O que a meu ver permanece subjacente, e que acaba por minar qualquer possibilidade de que o “novo homem” busque uma efetiva ruptura com os modelos tradicionais, é uma noção incontestada de “natureza masculina”. Em qualquer dos casos anteriormente mencionados, persiste o tácito pressuposto de que há algum tipo de princípio natural constitutivo da masculinidade que ora se abre à “negociação” com valores tidos como femininos, ora se atualiza numa roupagem mais adequada aos tempos contemporâneos. Eis a mensagem fundamental: nós, homens, não precisamos colocar em risco nossa “essência masculina” para que possamos acompanhar os novos tempos; é suficiente a reelaboração de alguns elementos periféricos.
Qual é, por conseguinte, o sentido real da mensagem? Que o “novo homem” em nada é menos “macho”; que nada tem a perder de sua virilidade, ou da posição privilegiada que ocupa na sociedade patriarcal. Assim, o homem que ousa incorporar elementos “femininos” pode ser apresentado como alguém que desfruta de uma intimidade com o universo das mulheres, o que lhe faculta maior compreensão da “alma feminina”, um melhor desempenho sexual, uma sensibilidade que lhe permite gozar melhor do “sexo oposto”. Por sua vez, o homem que se apresenta como uma versão mais “sofisticada” do “macho” tradicional pode ser visto como alguém que sabe exercer sutilmente seu domínio através das artes do cavalheirismo, bem como tratar a mulher como uma “princesa”, fazendo com que ela se sinta mais confortável em seu papel submisso.
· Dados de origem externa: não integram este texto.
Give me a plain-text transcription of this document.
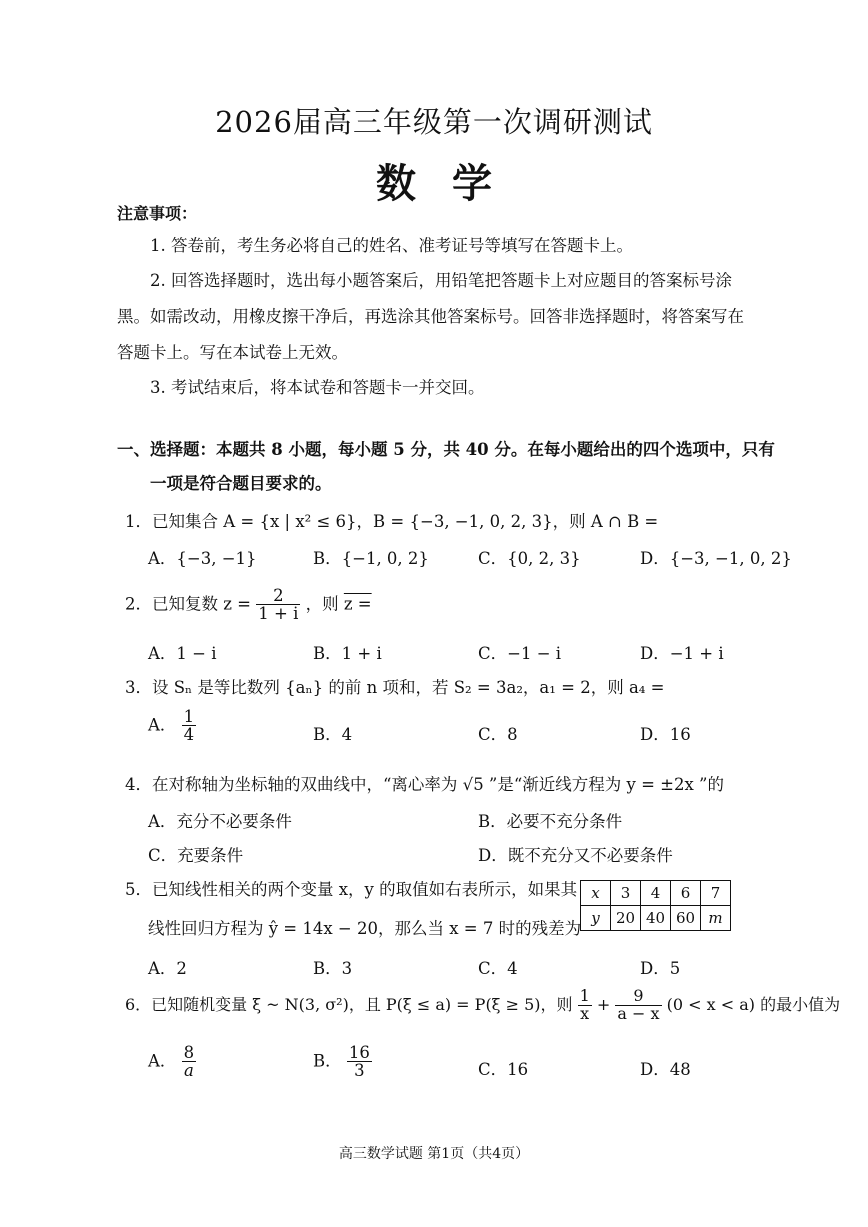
2026届高三年级第一次调研测试
数学
注意事项：
1. 答卷前，考生务必将自己的姓名、准考证号等填写在答题卡上。
2. 回答选择题时，选出每小题答案后，用铅笔把答题卡上对应题目的答案标号涂黑。如需改动，用橡皮擦干净后，再选涂其他答案标号。回答非选择题时，将答案写在答题卡上。写在本试卷上无效。
3. 考试结束后，将本试卷和答题卡一并交回。
一、选择题：本题共 8 小题，每小题 5 分，共 40 分。在每小题给出的四个选项中，只有
一项是符合题目要求的。
1．已知集合 A = {x | x² ≤ 6}，B = {−3, −1, 0, 2, 3}，则 A ∩ B =
A．{−3, −1}	B．{−1, 0, 2}	C．{0, 2, 3}	D．{−3, −1, 0, 2}
2．已知复数 $z = \frac{2}{1 + i}$ ，则 z =
A．1 − i	B．1 + i	C．−1 − i	D．−1 + i
3．设 Sₙ 是等比数列 {aₙ} 的前 n 项和，若 S₂ = 3a₂，a₁ = 2，则 a₄ =
A． $\frac{1}{4}$	B．4	C．8	D．16
4．在对称轴为坐标轴的双曲线中，“离心率为 √5 ”是“渐近线方程为 y = ±2x ”的
A．充分不必要条件	B．必要不充分条件
C．充要条件	D．既不充分又不必要条件
5．已知线性相关的两个变量 x，y 的取值如右表所示，如果其
线性回归方程为 ŷ = 14x − 20，那么当 x = 7 时的残差为
x	3	4	6	7
y	20	40	60	m
A．2	B．3	C．4	D．5
6．已知随机变量 ξ ~ N(3, σ²)，且 P(ξ ≤ a) = P(ξ ≥ 5)，则 $\frac{1}{x} + \frac{9}{a - x} (0 < x < a)$ 的最小值为
A． $\frac{8}{a}$	B． $\frac{16}{3}$	C．16	D．48
高三数学试题 第1页（共4页）
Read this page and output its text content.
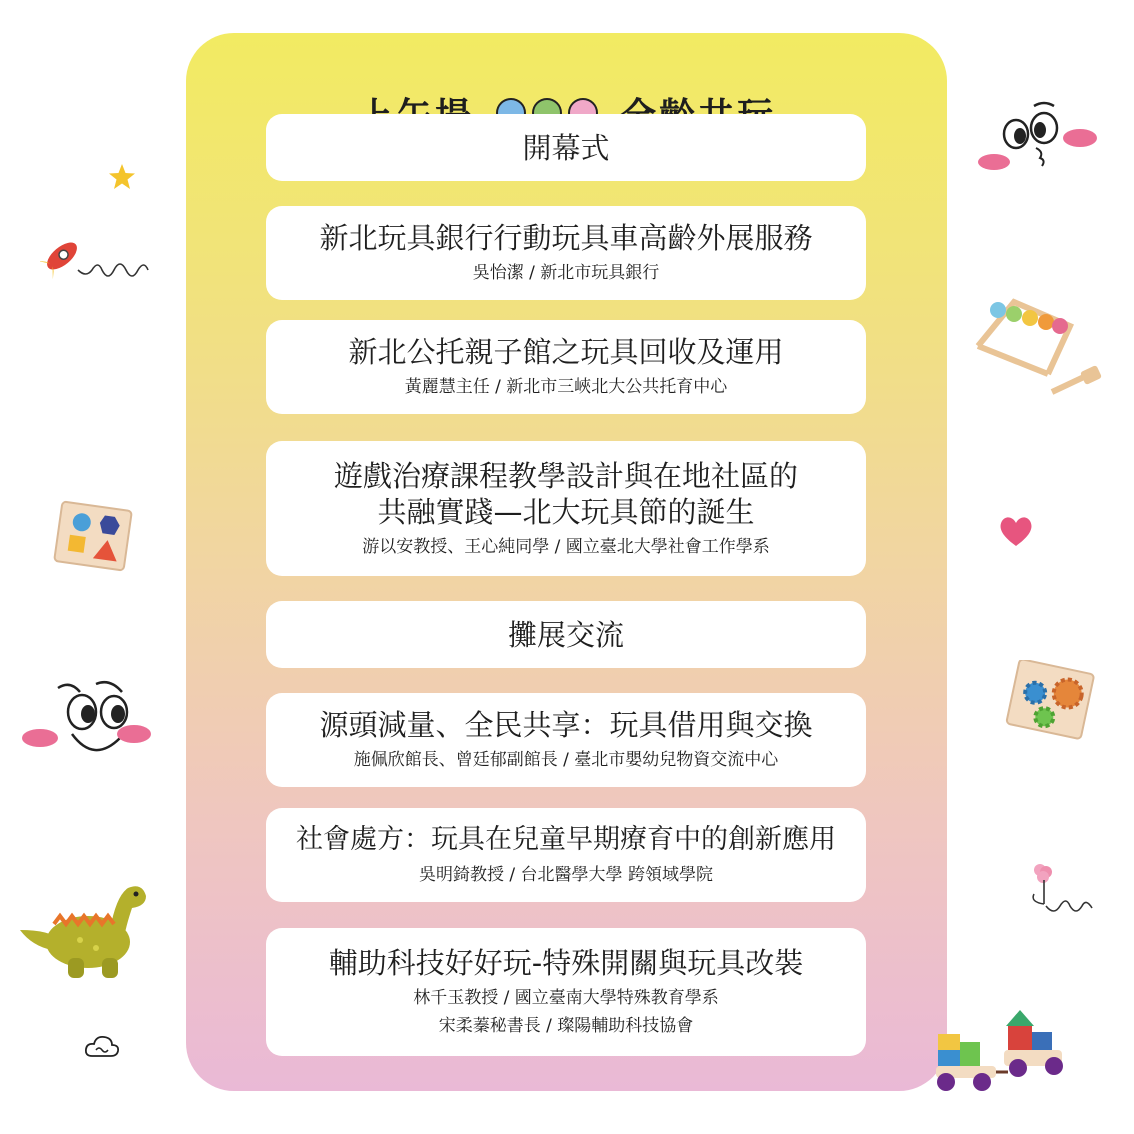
開幕式
新北玩具銀行行動玩具車高齡外展服務
吳怡潔 / 新北市玩具銀行
新北公托親子館之玩具回收及運用
黃麗慧主任 / 新北市三峽北大公共托育中心
遊戲治療課程教學設計與在地社區的
共融實踐—北大玩具節的誕生
游以安教授、王心純同學 / 國立臺北大學社會工作學系
攤展交流
源頭減量、全民共享：玩具借用與交換
施佩欣館長、曾廷郁副館長 / 臺北市嬰幼兒物資交流中心
社會處方：玩具在兒童早期療育中的創新應用
吳明錡教授 / 台北醫學大學 跨領域學院
輔助科技好好玩-特殊開關與玩具改裝
林千玉教授 / 國立臺南大學特殊教育學系
宋柔蓁秘書長 / 璨陽輔助科技協會
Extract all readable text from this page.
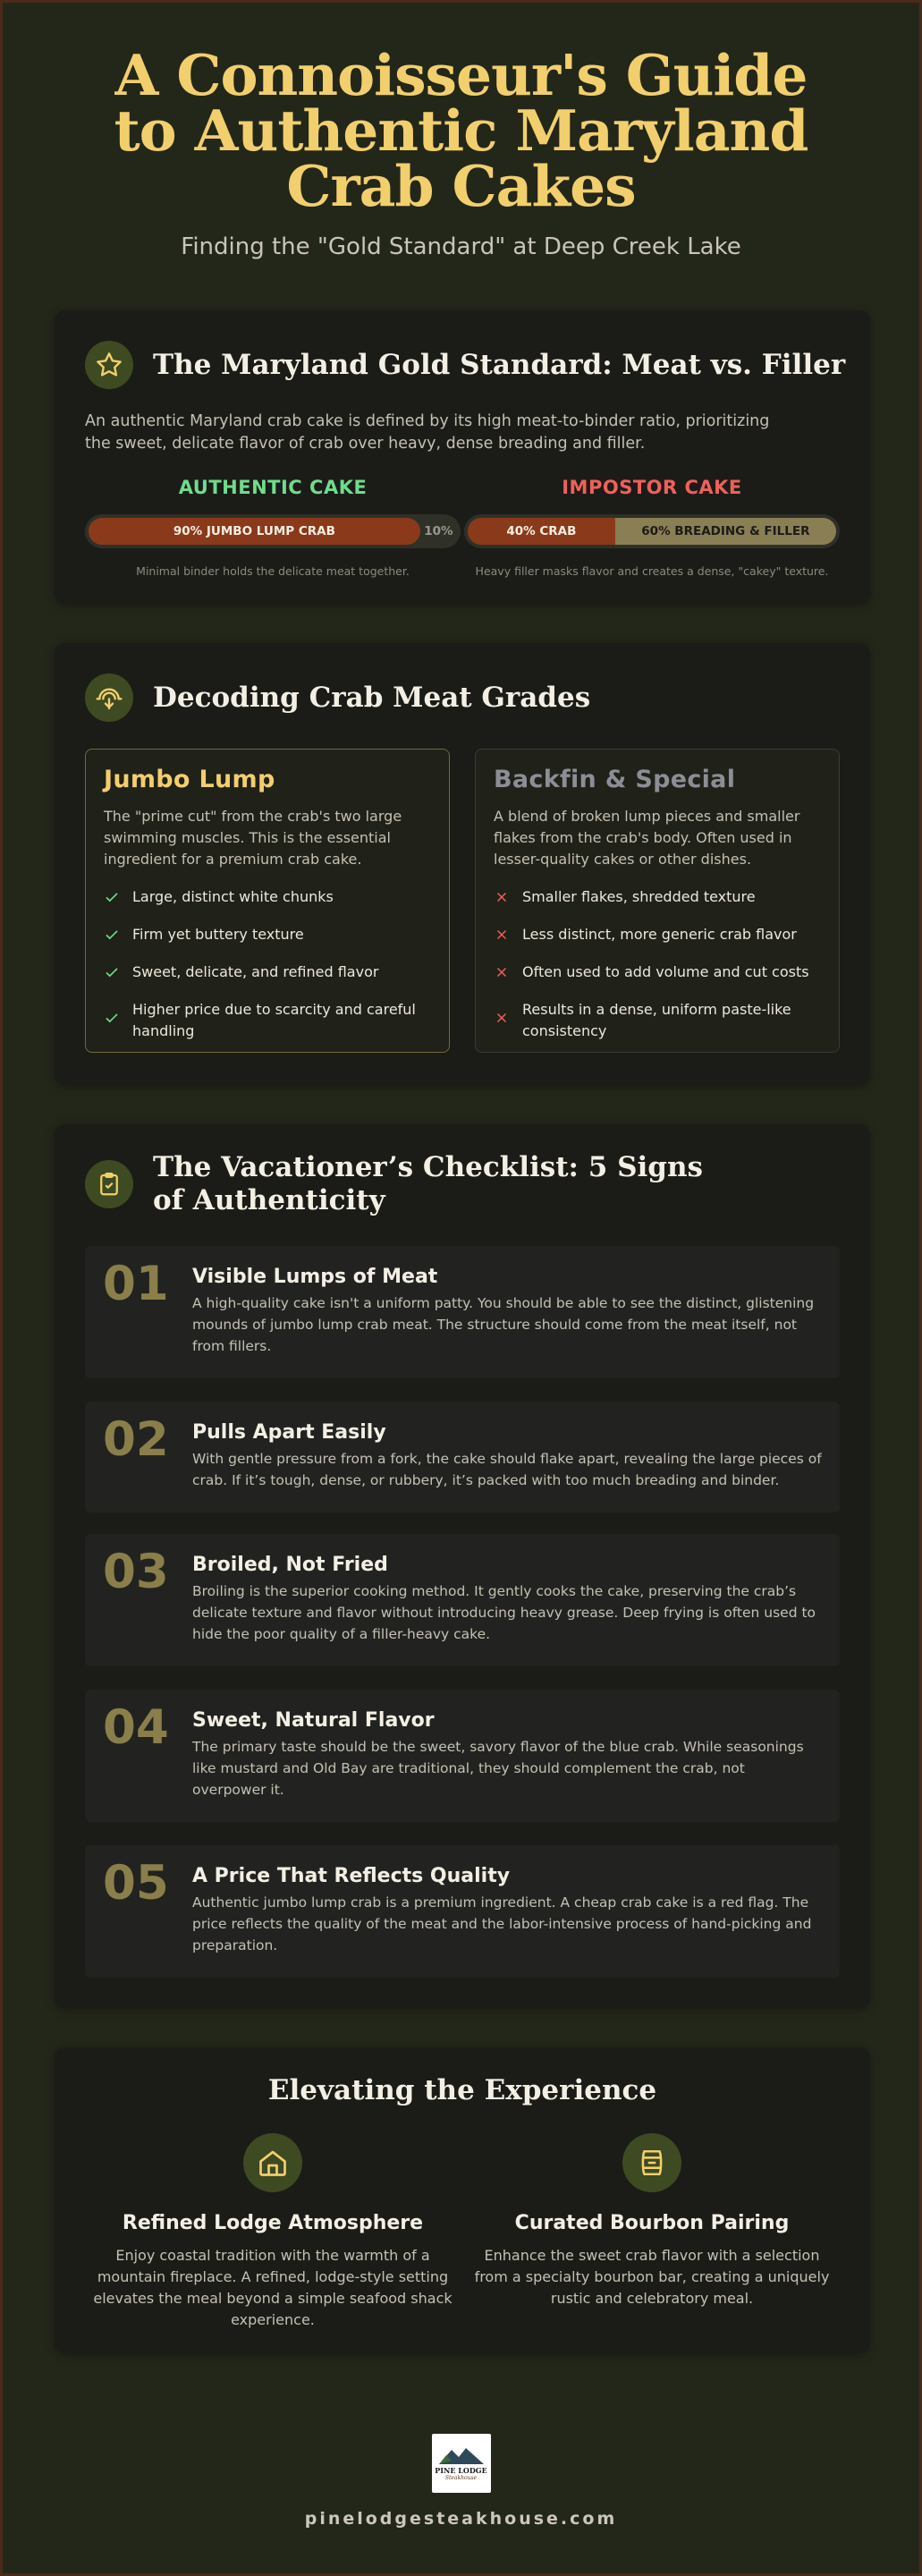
A Connoisseur's Guide to Authentic Maryland Crab Cakes
Finding the "Gold Standard" at Deep Creek Lake
The Maryland Gold Standard: Meat vs. Filler
An authentic Maryland crab cake is defined by its high meat-to-binder ratio, prioritizing the sweet, delicate flavor of crab over heavy, dense breading and filler.
AUTHENTIC CAKE
90% JUMBO LUMP CRAB	10%
Minimal binder holds the delicate meat together.
IMPOSTOR CAKE
40% CRAB	60% BREADING & FILLER
Heavy filler masks flavor and creates a dense, "cakey" texture.
Decoding Crab Meat Grades
Jumbo Lump
The "prime cut" from the crab's two large swimming muscles. This is the essential ingredient for a premium crab cake.
Large, distinct white chunks
Firm yet buttery texture
Sweet, delicate, and refined flavor
Higher price due to scarcity and careful handling
Backfin & Special
A blend of broken lump pieces and smaller flakes from the crab's body. Often used in lesser-quality cakes or other dishes.
Smaller flakes, shredded texture
Less distinct, more generic crab flavor
Often used to add volume and cut costs
Results in a dense, uniform paste-like consistency
The Vacationer’s Checklist: 5 Signs of Authenticity
01 Visible Lumps of Meat

A high-quality cake isn't a uniform patty. You should be able to see the distinct, glistening mounds of jumbo lump crab meat. The structure should come from the meat itself, not from fillers.

02 Pulls Apart Easily

With gentle pressure from a fork, the cake should flake apart, revealing the large pieces of crab. If it’s tough, dense, or rubbery, it’s packed with too much breading and binder.

03 Broiled, Not Fried

Broiling is the superior cooking method. It gently cooks the cake, preserving the crab’s delicate texture and flavor without introducing heavy grease. Deep frying is often used to hide the poor quality of a filler-heavy cake.

04 Sweet, Natural Flavor

The primary taste should be the sweet, savory flavor of the blue crab. While seasonings like mustard and Old Bay are traditional, they should complement the crab, not overpower it.

05 A Price That Reflects Quality

Authentic jumbo lump crab is a premium ingredient. A cheap crab cake is a red flag. The price reflects the quality of the meat and the labor-intensive process of hand-picking and preparation.

Elevating the Experience
Refined Lodge Atmosphere

Enjoy coastal tradition with the warmth of a mountain fireplace. A refined, lodge-style setting elevates the meal beyond a simple seafood shack experience.

Curated Bourbon Pairing

Enhance the sweet crab flavor with a selection from a specialty bourbon bar, creating a uniquely rustic and celebratory meal.

PINE LODGE
Steakhouse
pinelodgesteakhouse.com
Desse modo, pode-se perceber que esse “novo homem” nada tem de realmente novo: não passa do velho “macho” em novos trajes. Não é assim que nascerá verdadeiramente um modelo renovado de masculinidade; é preciso ir muito mais além. Esse modelo apenas será possível quando, na esfera da experiência cotidiana, o homem fizer aquilo que as mulheres têm feito há séculos, e que determinou a profunda contestação das estruturas sociais e políticas que o feminismo vem realizando: constatar a falsidade de sua própria natureza. A esmagadora maioria dos homens — e isso é especialmente verdadeiro no que diz respeito ao Brasil — ainda não teve a coragem de encarar a versão equivalente da radical indagação, crucial para o feminismo contemporâneo: o que significa tornar-se homem?
Quando nós, homens, ousarmos questionar sincera e radicalmente nossa própria condição, percebendo que não existe uma “natureza masculina” responsável por conceder-nos qualquer tipo de atributo essencial ou qualidade necessária; que designe para nós um lugar privilegiado na hierarquia social; que produza padrões de conduta sem os quais nossa “masculinidade” será inevitavelmente perdida, talvez enfim nos seja enfim facultado encontrar o caminho para uma verdadeira renovação. Um caminho que passa, inevitavelmente, pelas vastas e férteis terras do feminismo — e que os novos homens (agora, já sem aspas) percorrerão sem qualquer receio de perderem a si mesmos.
As supostas renovações da masculinidade não têm passado de uma farsa, e isso por um motivo elementar: têm, equivocadamente, fechado os olhos para o feminismo − que é o único meio através do qual o “novo homem” pode, de fato, abandonar os modelos e valores de uma masculinidade fossilizada e adaptar-se às incontáveis transformações que o feminismo vem realizando nas mais expressivas coletividades humanas.